Si pour une grande majorité, les VBG découlent de certaines habitudes de notre société, pour Monsieur Abdoulaye Dembélé médecin psychologue clinicien, elles vont bien au delà : « De nos jours, les relations se fondent sur de fausses bases. Elles n’ont pas de racine car les deux partenaires « se connaissent peu », il un manque criard de de communication et de considération. On sert souvent à tort de la faiblesse de l’autre pour en faire une force et une arme à utiliser contre lui. Nous sommes plus dans une logique de complémentarité mais plutôt dans celle d’une imposition de notion d’’égalité. Et quand l’homme se trouve dans cette posture, il a tendance à se rabattre sur sa force physique, d’où l’exercice de la violence. Et il est important de savoir que cette violence va dans les deux sens : les femmes n’ont malheureusement pas le monopole du rôle de la victime : certaines femmes exercent la violence sur leurs compagnons, en leur mettant la pression.

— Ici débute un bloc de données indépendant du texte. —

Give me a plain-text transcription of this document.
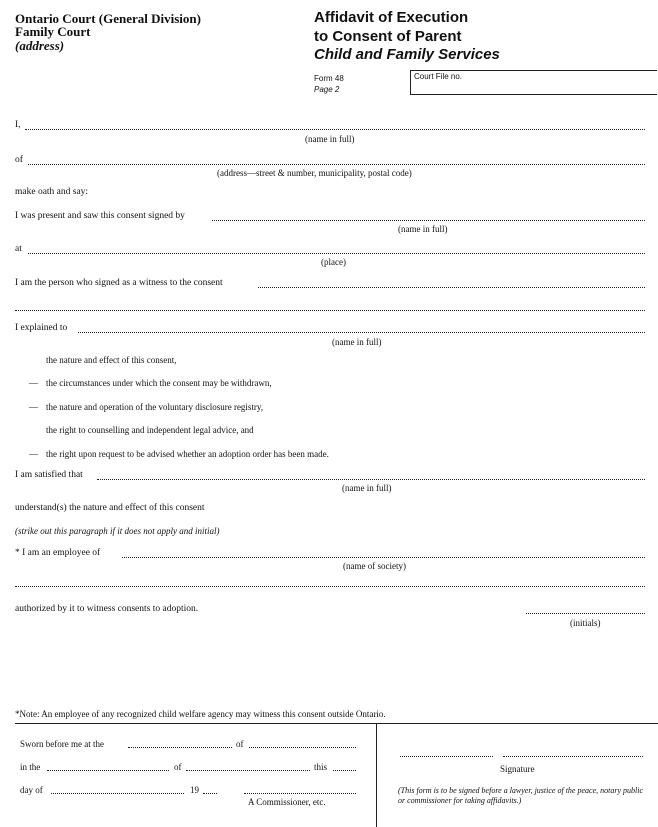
Ontario Court (General Division)
Family Court
(address)
Affidavit of Execution
to Consent of Parent
Child and Family Services
Form 48
Page 2
Court File no.
I,
(name in full)
of
(address—street & number, municipality, postal code)
make oath and say:
I was present and saw this consent signed by
(name in full)
at
(place)
I am the person who signed as a witness to the consent
I explained to
(name in full)
—
—
—
the nature and effect of this consent,
the circumstances under which the consent may be withdrawn,
the nature and operation of the voluntary disclosure registry,
the right to counselling and independent legal advice, and
the right upon request to be advised whether an adoption order has been made.
I am satisfied that
(name in full)
understand(s) the nature and effect of this consent
(strike out this paragraph if it does not apply and initial)
* I am an employee of
(name of society)
authorized by it to witness consents to adoption.
(initials)
*Note: An employee of any recognized child welfare agency may witness this consent outside Ontario.
Sworn before me at the	of
in the	of	this
day of	19
A Commissioner, etc.
Signature
(This form is to be signed before a lawyer, justice of the peace, notary public or commissioner for taking affidavits.)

De petites disputes quotidien , on se retrouve des fois a des véritables altercations violentes qui peuvent jouer moralement ou intellectuellement, engendrant ainsi une peur bleue de rejoindre le foyer après une dure journée de travail. Une forme de violence non négligeable et souvent source de nombreux cas de divorce plaidés auprès des tribunaux.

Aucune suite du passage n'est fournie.